Sunday, September 30, 2012

John Le Carré's The Little Drummer Girl (1983)

Obligatory first reaction, which I'm probably undercutting more than I mean to with this self-ironizing remark:  this book could have been written today, almost thirty years later, and not many of the details would need changing, and that's a disgrace.  Well, all of the details would need changing:  but not the overall arc.  And since Le Carré's genius is in the details, I guess it's better to retract that first claim entirely.  This book is not just about the heartbreaking intractability of the Israeli-Palestinian conflict.  It's about the details of where that conflict stood in the early '80s, and how it was thought about by certain Western Europeans.  And for that, when you read it today, it's an education.

But like everything else I've read by Le Carré so far, this so far transcends the political and historical specifics of its subject matter as to make me all but forget that, oh yes, it's also about a young woman who gets caught up in the post-Munich '72 cycle of attacks and reprisals.  Because what resonates most about it is its portrait of a young woman who is so disenchanted with her home country, so disillusioned about her own background, so sick of her self, that she's all too eager to allow herself to be enchanted, illusioned, and healed by the Other.  Whatever Other presents itself, apparently.

In that, this book struck me almost as a modern retelling of Waverley - one of my favorite books, although I seem to have never blogged it yet.  That, too, is about innocent idealism and those who would take advantage of it;  but if anything, Le Carré is more evenhanded than Scott.  He doesn't have Scott's conservative faith that it would be an unqualified good for the girl to grow up and out of it.  Indeed, this book rivals Darkness at Noon in the rigor with which it makes us see the logic of both sides' positions.

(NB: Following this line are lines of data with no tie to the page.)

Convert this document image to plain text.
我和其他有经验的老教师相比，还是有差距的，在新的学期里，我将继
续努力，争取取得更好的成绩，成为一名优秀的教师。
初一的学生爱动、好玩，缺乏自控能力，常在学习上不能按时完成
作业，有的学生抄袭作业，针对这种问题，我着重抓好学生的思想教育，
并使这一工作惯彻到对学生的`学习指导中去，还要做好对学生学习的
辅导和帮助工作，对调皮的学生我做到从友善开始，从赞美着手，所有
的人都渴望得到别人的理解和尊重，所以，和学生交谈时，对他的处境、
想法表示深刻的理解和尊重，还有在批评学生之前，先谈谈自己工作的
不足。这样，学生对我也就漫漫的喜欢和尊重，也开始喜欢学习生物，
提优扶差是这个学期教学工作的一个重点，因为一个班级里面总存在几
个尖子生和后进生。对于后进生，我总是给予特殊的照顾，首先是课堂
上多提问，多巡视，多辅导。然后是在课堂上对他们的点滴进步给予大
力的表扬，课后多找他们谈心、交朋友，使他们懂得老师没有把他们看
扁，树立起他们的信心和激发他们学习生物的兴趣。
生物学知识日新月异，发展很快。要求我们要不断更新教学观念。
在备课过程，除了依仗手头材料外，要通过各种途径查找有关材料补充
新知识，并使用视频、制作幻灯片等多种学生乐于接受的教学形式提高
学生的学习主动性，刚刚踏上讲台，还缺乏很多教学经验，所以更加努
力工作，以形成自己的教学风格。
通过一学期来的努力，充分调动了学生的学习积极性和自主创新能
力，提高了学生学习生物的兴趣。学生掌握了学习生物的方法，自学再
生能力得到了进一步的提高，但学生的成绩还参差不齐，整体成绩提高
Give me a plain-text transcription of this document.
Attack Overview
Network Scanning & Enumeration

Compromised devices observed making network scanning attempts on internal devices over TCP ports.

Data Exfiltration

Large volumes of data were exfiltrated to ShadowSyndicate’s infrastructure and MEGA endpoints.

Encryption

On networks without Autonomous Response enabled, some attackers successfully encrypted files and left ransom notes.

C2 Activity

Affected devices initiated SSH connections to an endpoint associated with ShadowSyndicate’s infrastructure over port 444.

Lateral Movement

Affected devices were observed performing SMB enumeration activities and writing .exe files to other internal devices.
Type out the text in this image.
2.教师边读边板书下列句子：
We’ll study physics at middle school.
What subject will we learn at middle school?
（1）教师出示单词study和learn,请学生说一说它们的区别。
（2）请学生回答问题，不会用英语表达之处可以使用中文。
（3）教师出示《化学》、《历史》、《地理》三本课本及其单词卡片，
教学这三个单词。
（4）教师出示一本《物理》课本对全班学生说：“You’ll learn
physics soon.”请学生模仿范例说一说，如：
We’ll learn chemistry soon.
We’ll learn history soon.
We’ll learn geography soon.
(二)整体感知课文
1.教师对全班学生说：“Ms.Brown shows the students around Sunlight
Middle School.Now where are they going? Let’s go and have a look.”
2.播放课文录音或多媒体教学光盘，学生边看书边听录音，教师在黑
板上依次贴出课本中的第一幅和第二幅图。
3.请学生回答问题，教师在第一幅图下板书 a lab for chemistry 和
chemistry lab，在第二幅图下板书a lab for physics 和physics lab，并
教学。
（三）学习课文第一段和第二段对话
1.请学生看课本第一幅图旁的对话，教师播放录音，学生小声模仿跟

The spymaster - or rather, one of them, the one known alternately as Becker and Joseph - also turns out to be a fascinating psychological study.  In Smiley we got a portrait of the spymaster as inertial force, somebody who, in the end, is struggling because he's always struggled, and because he's being struggled against, but whose ideological foundation has long since crumbled away;  in Joseph we get spymaster as psychologist.  Not as analyst, but as someone whose job it is to help the patient into and through transference - to be for the patient (the agent) whatever the patient (the agent) needs him to be, in order to create the patient as true agent.  To get Charlie to do what he needs her to do, Joseph has to let her fall in love with him.  In the hands of a lesser spy novelist this would be James Bond territory - sleep with a woman and she'll do whatever you tell her - but here we get glimpses of just how much it's taking out of Joseph to treat another human being like this.